While substantial research has delved into utilizing hydrogels for healing skin wounds, effectively treating chronic and deep wounds remains a persistent challenge. Future investigations into hydrogels aim to reduce costs while enhancing their properties. Addressing chronic wounds remains a primary focus for upcoming research endeavors. To achieve this objective, it is necessary to discover more bioactive hydrogel materials that can provide the following features:

• They must have advanced mechanical features so that they can withstand the dynamic nature of wound environments.
• Designing smart hydrogels can enable hydrogels to dynamically respond to changes in the wound environment and adapt properties based on specific healing stages.
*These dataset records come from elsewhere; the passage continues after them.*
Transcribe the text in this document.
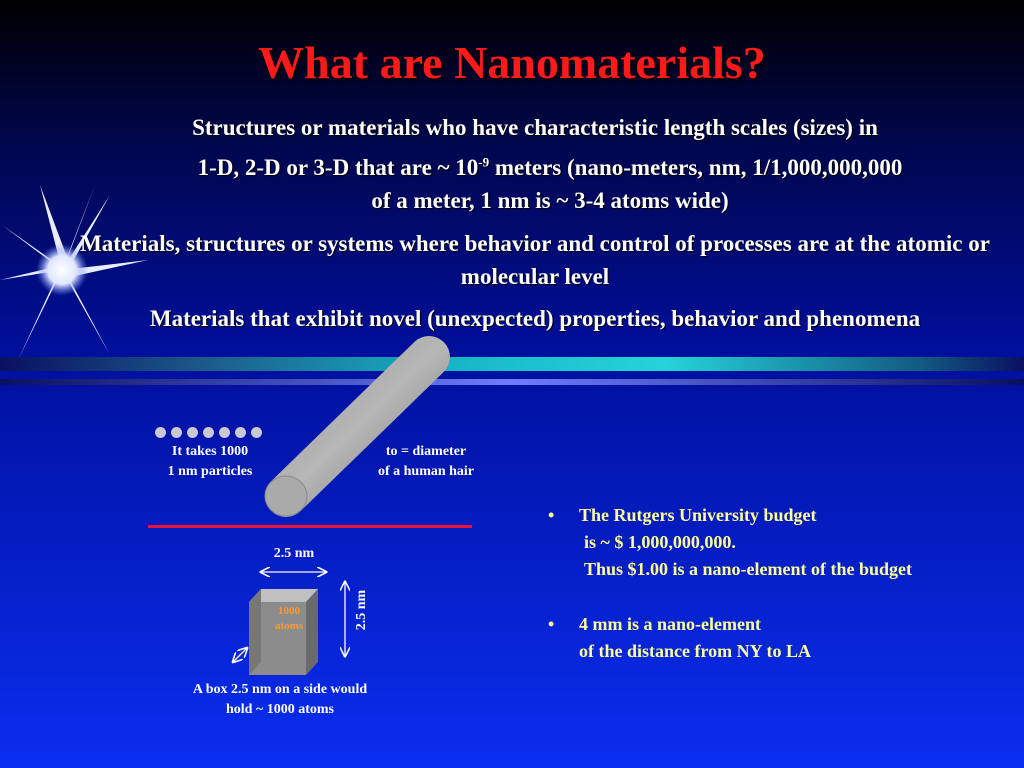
What are Nanomaterials?
Structures or materials who have characteristic length scales (sizes) in
1-D, 2-D or 3-D that are ~ $10^{-9}$ meters (nano-meters, nm, 1/1,000,000,000
of a meter, 1 nm is ~ 3-4 atoms wide)
Materials, structures or systems where behavior and control of processes are at the atomic or molecular level
Materials that exhibit novel (unexpected) properties, behavior and phenomena
It takes 1000
1 nm particles
to = diameter
of a human hair
2.5 nm
1000
atoms	2.5 nm
A box 2.5 nm on a side would
hold ~ 1000 atoms
•	The Rutgers University budget
is ~ $ 1,000,000,000.
Thus $1.00 is a nano-element of the budget
•	4 mm is a nano-element
of the distance from NY to LA
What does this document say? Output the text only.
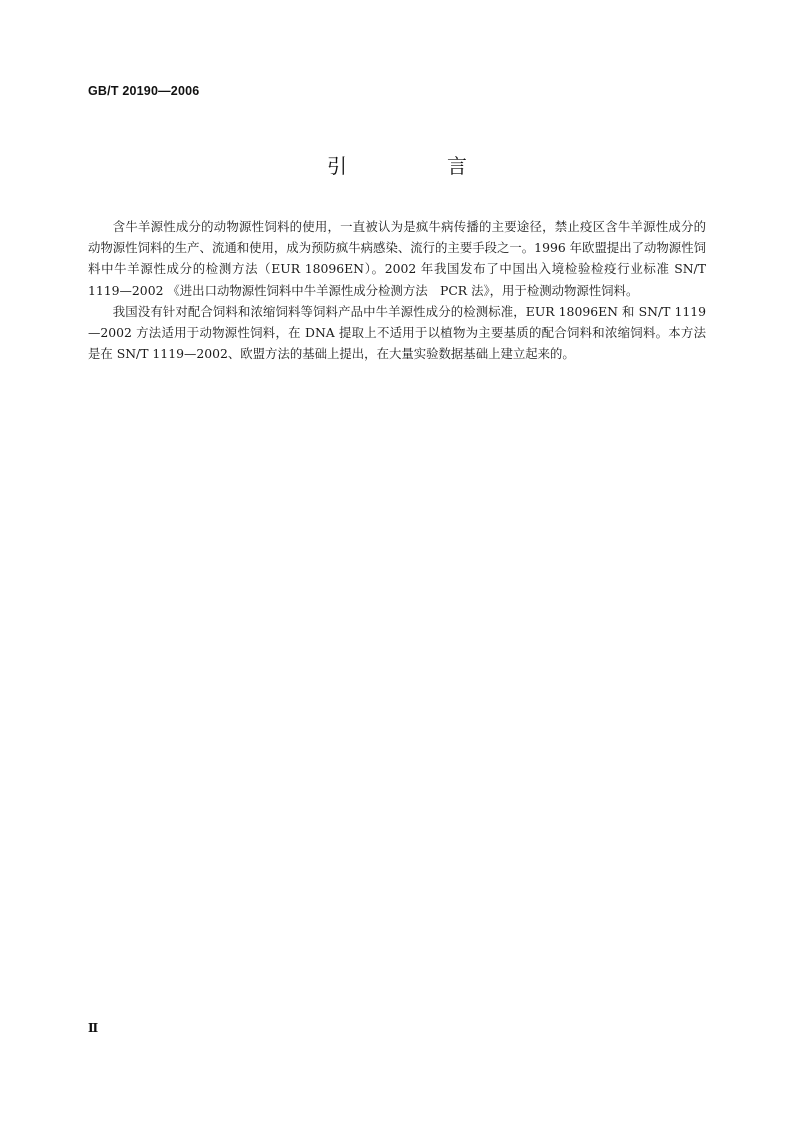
GB/T 20190—2006
引　言

含牛羊源性成分的动物源性饲料的使用，一直被认为是疯牛病传播的主要途径，禁止疫区含牛羊源性成分的动物源性饲料的生产、流通和使用，成为预防疯牛病感染、流行的主要手段之一。1996 年欧盟提出了动物源性饲料中牛羊源性成分的检测方法（EUR 18096EN）。2002 年我国发布了中国出入境检验检疫行业标准 SN/T 1119—2002 《进出口动物源性饲料中牛羊源性成分检测方法　PCR 法》，用于检测动物源性饲料。

我国没有针对配合饲料和浓缩饲料等饲料产品中牛羊源性成分的检测标准，EUR 18096EN 和 SN/T 1119—2002 方法适用于动物源性饲料，在 DNA 提取上不适用于以植物为主要基质的配合饲料和浓缩饲料。本方法是在 SN/T 1119—2002、欧盟方法的基础上提出，在大量实验数据基础上建立起来的。

Ⅱ
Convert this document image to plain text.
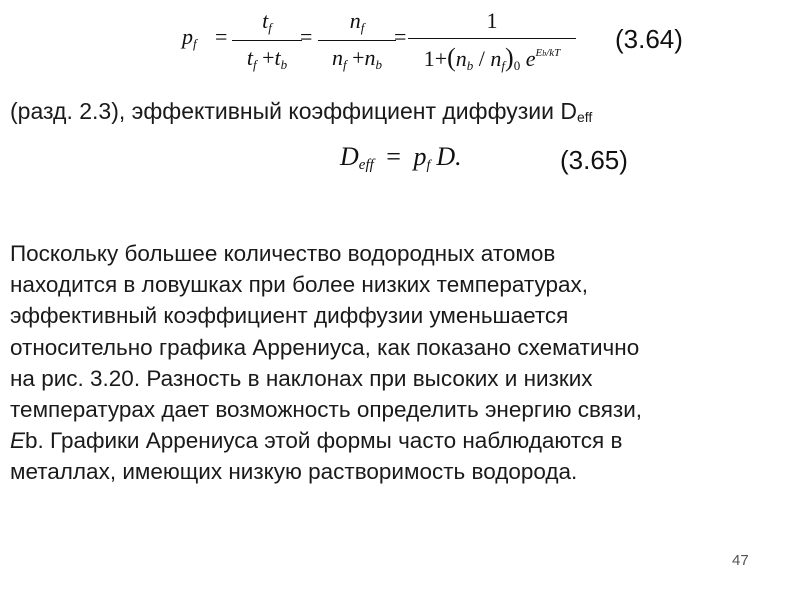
$p_f$ =
$t_f$
$t_f +t_b$
=
$n_f$
$n_f +n_b$
=
1
$1+(n_b / n_f)_0$ $e^{Eb/kT}$	(3.64)
(разд. 2.3), эффективный коэффициент диффузии Deff
$D_{eff} = p_f$ D.	(3.65)

Поскольку большее количество водородных атомов
находится в ловушках при более низких температурах,
эффективный коэффициент диффузии уменьшается
относительно графика Аррениуса, как показано схематично
на рис. 3.20. Разность в наклонах при высоких и низких
температурах дает возможность определить энергию связи,
Eb. Графики Аррениуса этой формы часто наблюдаются в
металлах, имеющих низкую растворимость водорода.

47
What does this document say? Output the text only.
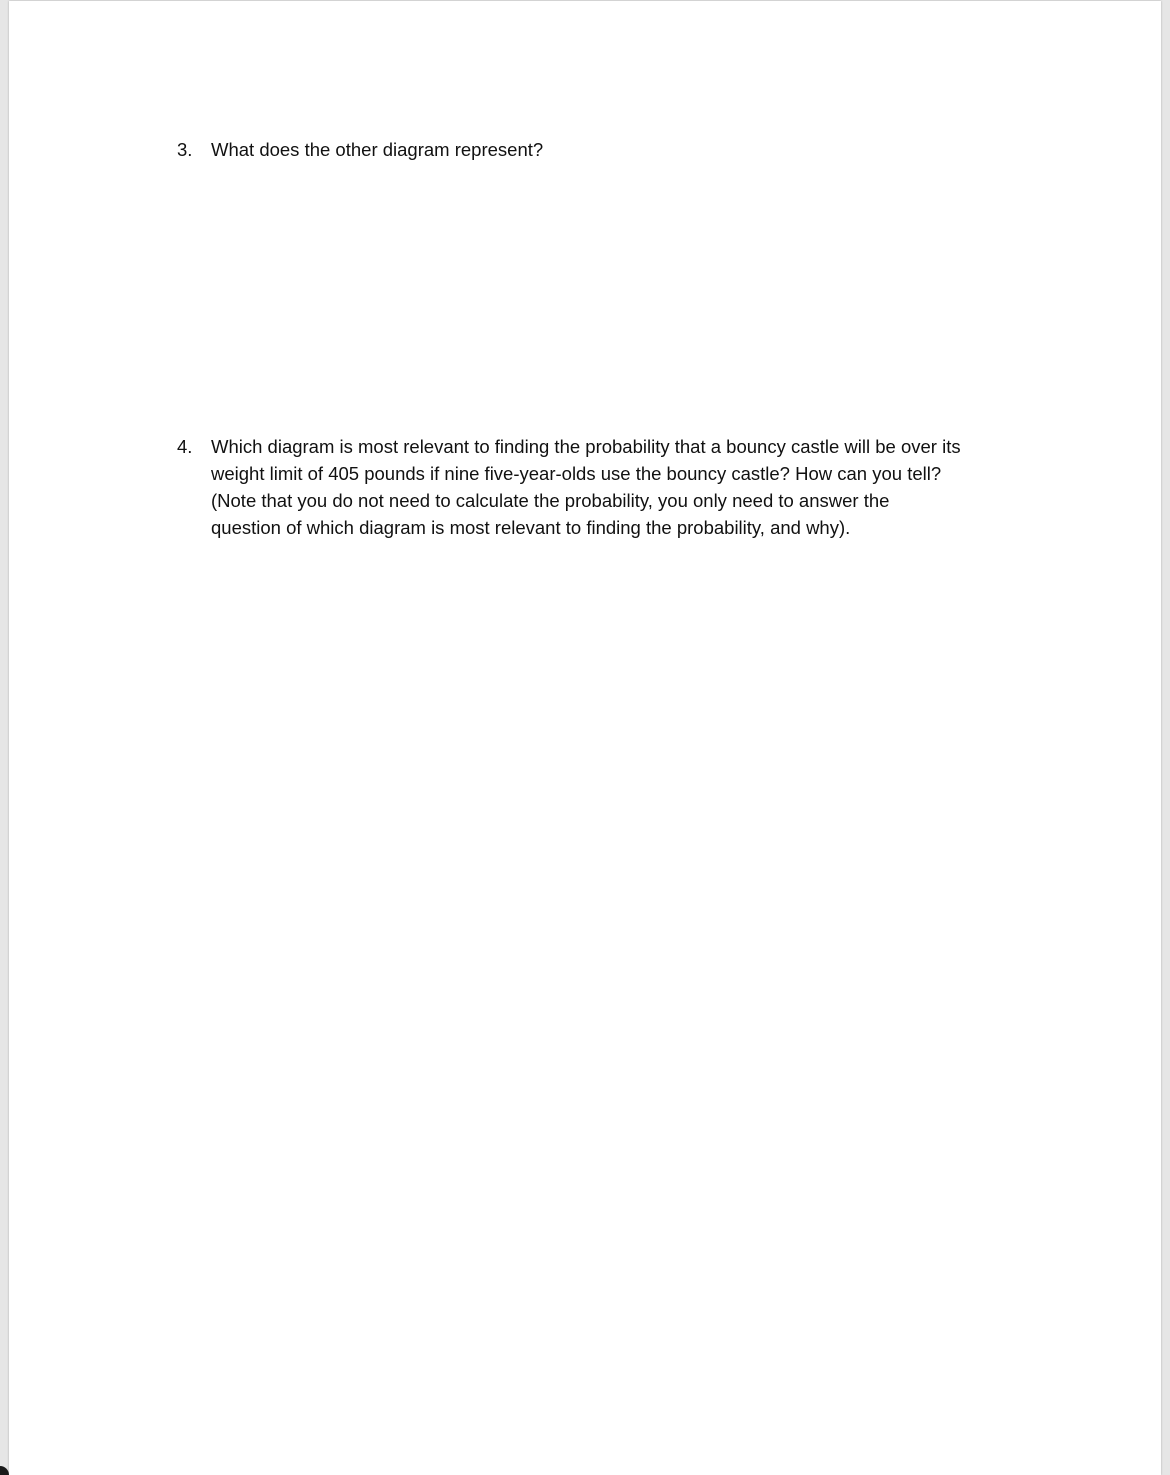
3.	What does the other diagram represent?
4.	Which diagram is most relevant to finding the probability that a bouncy castle will be over its
weight limit of 405 pounds if nine five-year-olds use the bouncy castle? How can you tell?
(Note that you do not need to calculate the probability, you only need to answer the
question of which diagram is most relevant to finding the probability, and why).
• They must have advanced drug delivery capability and be effective with the controlled release of therapeutic agents to promote healing and prevent infections.
• The development of hydrogels with suitable degradation profiles can address concerns about their durability and possible removal methods.
• The hydrogel formulation must be tailored to the patient’s needs; considering factors such as skin type and wound characteristics can increase the formulation’s effectiveness and reduce side effects.